Saat ini gue nggak tau harus bilang apa. Gue menggenggam tangan Dee dengan hati-hati, sambil gue pun menahan rasa sakit dikulit gue. Gue biarkan Dee menangis, mengeluarkan perasaannya. Setelah beberapa saat gue ngomong ke Dee.
“ Its oke Dee.. just let it out.. lu nggak perlu selalu kuat setiap saat kan? Lagipula disini cuma ada gue, dunia nggak akan tau seorang Dean Ivander menangis tersedu-sedu “ canda gue ke Dee.

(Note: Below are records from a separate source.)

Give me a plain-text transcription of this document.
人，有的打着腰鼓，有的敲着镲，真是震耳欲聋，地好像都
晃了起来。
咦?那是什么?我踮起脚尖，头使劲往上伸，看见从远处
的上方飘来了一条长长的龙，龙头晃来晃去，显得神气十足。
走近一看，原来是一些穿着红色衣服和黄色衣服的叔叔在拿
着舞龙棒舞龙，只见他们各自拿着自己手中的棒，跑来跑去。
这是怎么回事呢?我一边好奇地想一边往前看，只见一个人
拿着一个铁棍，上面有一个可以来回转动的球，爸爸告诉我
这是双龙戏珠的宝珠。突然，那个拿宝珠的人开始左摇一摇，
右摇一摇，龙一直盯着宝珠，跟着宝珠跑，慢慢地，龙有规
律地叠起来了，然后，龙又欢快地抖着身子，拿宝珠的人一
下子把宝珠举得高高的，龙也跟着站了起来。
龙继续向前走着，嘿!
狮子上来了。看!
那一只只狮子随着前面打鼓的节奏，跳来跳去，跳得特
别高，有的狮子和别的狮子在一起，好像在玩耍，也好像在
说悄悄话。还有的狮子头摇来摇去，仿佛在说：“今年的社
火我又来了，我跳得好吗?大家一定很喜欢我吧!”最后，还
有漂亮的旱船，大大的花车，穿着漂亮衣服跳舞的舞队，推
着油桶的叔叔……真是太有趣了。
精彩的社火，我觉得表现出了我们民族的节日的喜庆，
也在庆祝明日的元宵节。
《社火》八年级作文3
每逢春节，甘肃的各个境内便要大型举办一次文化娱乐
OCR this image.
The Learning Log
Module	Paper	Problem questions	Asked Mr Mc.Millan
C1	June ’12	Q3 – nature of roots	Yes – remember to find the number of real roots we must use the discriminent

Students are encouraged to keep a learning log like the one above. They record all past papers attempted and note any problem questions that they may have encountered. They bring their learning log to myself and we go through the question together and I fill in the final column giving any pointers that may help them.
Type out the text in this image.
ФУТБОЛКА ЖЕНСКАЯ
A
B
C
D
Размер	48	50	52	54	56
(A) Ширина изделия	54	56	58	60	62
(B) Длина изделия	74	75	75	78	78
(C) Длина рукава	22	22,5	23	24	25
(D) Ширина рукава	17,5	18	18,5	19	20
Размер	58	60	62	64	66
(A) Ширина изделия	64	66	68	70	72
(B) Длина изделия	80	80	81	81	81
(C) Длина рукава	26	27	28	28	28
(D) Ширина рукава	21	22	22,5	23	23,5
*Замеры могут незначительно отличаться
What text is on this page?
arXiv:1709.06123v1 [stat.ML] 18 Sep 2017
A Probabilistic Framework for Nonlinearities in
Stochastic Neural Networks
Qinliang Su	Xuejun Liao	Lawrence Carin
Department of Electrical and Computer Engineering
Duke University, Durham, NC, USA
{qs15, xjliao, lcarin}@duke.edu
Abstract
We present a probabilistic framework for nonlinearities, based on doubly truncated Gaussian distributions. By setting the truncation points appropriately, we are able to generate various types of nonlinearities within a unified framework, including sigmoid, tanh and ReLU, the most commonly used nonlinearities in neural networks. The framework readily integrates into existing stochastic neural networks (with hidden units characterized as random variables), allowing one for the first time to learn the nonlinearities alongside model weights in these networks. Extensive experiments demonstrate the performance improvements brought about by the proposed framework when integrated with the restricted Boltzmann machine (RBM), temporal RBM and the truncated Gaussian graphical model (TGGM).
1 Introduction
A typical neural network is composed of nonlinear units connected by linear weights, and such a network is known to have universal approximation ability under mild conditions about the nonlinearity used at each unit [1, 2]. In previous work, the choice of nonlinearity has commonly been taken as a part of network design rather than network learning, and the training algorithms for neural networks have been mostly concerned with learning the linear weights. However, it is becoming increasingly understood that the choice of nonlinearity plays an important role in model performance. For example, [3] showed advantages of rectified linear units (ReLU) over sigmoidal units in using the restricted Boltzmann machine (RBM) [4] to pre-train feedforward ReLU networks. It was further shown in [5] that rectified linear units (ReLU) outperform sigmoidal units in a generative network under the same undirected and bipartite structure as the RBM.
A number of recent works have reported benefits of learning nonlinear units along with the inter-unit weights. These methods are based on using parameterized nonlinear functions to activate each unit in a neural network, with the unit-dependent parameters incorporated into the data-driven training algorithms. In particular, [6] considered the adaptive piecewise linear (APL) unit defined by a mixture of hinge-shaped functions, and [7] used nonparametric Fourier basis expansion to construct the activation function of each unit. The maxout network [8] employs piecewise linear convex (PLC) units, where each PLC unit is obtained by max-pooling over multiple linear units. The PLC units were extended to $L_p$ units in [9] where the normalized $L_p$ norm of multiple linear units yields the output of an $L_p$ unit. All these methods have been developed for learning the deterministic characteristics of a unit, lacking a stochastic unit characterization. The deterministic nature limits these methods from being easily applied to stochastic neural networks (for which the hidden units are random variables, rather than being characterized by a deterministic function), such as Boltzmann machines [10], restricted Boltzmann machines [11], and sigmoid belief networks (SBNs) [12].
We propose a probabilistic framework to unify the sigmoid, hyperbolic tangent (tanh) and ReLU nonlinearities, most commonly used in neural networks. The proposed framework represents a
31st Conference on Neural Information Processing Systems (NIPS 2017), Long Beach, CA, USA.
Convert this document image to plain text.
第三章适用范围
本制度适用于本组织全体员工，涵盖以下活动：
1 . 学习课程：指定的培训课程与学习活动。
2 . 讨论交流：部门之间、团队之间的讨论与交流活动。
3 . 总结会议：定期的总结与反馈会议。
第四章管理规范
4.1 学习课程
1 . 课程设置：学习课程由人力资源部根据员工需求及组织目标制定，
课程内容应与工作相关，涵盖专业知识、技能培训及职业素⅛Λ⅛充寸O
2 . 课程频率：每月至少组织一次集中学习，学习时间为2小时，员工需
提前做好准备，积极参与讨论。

Dee tersenyum getir. Matanya masih basah. Gue happy karena Dee bisa mencurahkan perasaannya ke gue.
“ Anyway, setelah Mama dipenjara, gue keluar dari rumah Eve, tanpa membawa warisan sepeser pun. Media bilang gue bergelimang harta warisan, itu bohong. Eve marah karena gue keluar dari rumahnya. Gue sempet super desperate saat putus sama Eve. Lu tau kan gimana rasanya cinta pertama?” tanya Dee.